The ambassador had arrived with the five points, not in his portfolio but in his heart, and they might after all be concentrated in one phrase—Down with Austria, up with the Dutch republic. On his first interview with Cecil, who came to arrange for his audience with the king, he found the secretary much disposed to conciliate both Spain and the empire, and to leave the provinces to shift for themselves.
He spoke of Ostend as of a town not worth the pains taken to preserve it, and of the India trade as an advantage of which a true policy required that the United Provinces should be deprived. Already the fine commercial instinct of England had scented a most formidable rival on the ocean.
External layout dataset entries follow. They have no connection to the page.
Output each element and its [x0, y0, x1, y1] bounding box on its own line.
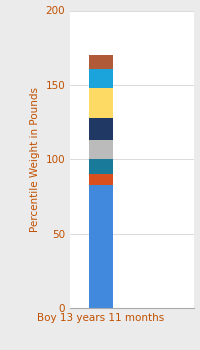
- Bar: [89, 159, 113, 174]
- Bar: [89, 69, 113, 88]
- Bar: [89, 55, 113, 69]
- Bar: [89, 118, 113, 140]
- Bar: [89, 88, 113, 118]
- Bar: [89, 140, 113, 159]
- Bar: [89, 184, 113, 308]
- Bar: [89, 174, 113, 184]
- Y-axis label: Percentile Weight in Pounds: Percentile Weight in Pounds: [30, 87, 40, 232]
As for the king, he had as yet declared himself for no party, while all parties were disputing among each other for mastery over him. James found himself, in truth, as much, astray in English politics as he was a foreigner upon English earth. Suspecting every one, afraid of every one, he was in mortal awe, most of all, of his wife, who being the daughter of one Protestant sovereign and wife of another, and queen of a united realm dependent for its very existence on antagonism to Spain and Rome, was naturally inclined to Spanish politics and the Catholic faith.
The turbulent and intriguing Anne of Denmark was not at the moment in London, but James was daily expecting and De Bethune dreading her arrival.
The ambassador knew very well that, although the king talked big in her absence about the forms which he intended to prescribe for her conduct, he would take orders from her as soon as she arrived, refuse her nothing, conceal nothing from her, and tremble before her as usual.
The king was not specially prejudiced in favour of the French monarch or his ambassador, for he had been told that Henry had occasionally spoken of him as captain of arts and doctor of arms, and that both the Marquis de Rosny and his brother were known to have used highly disrespectful language concerning him.
Before his audience, De Rosny received a private visit from Barneveld and the deputies of the States-General, and was informed that since his arrival they had been treated with more civility by the king. Previously he had refused to see them after the first official reception, had not been willing to grant Count Henry of Nassau a private audience, and had spoken publicly of the States as seditious rebels.
Oh the 21st June Barneveld had a long private interview with the ambassador at Arundel palace, when he exerted all his eloquence to prove the absolute necessity of an offensive and defensive alliance between France and the United Provinces if the independence of the republic were ever to be achieved. Unless a French army took the field at once, Ostend would certainly fall, he urged, and resistance to the Spaniards would soon afterwards cease.
It is not probable that the Advocate felt in his heart so much despair as his words indicated, but he was most anxious that Henry should openly declare himself the protector of the young commonwealth, and not indisposed perhaps to exaggerate the dangers, grave as they were without doubt, by which its existence was menaced.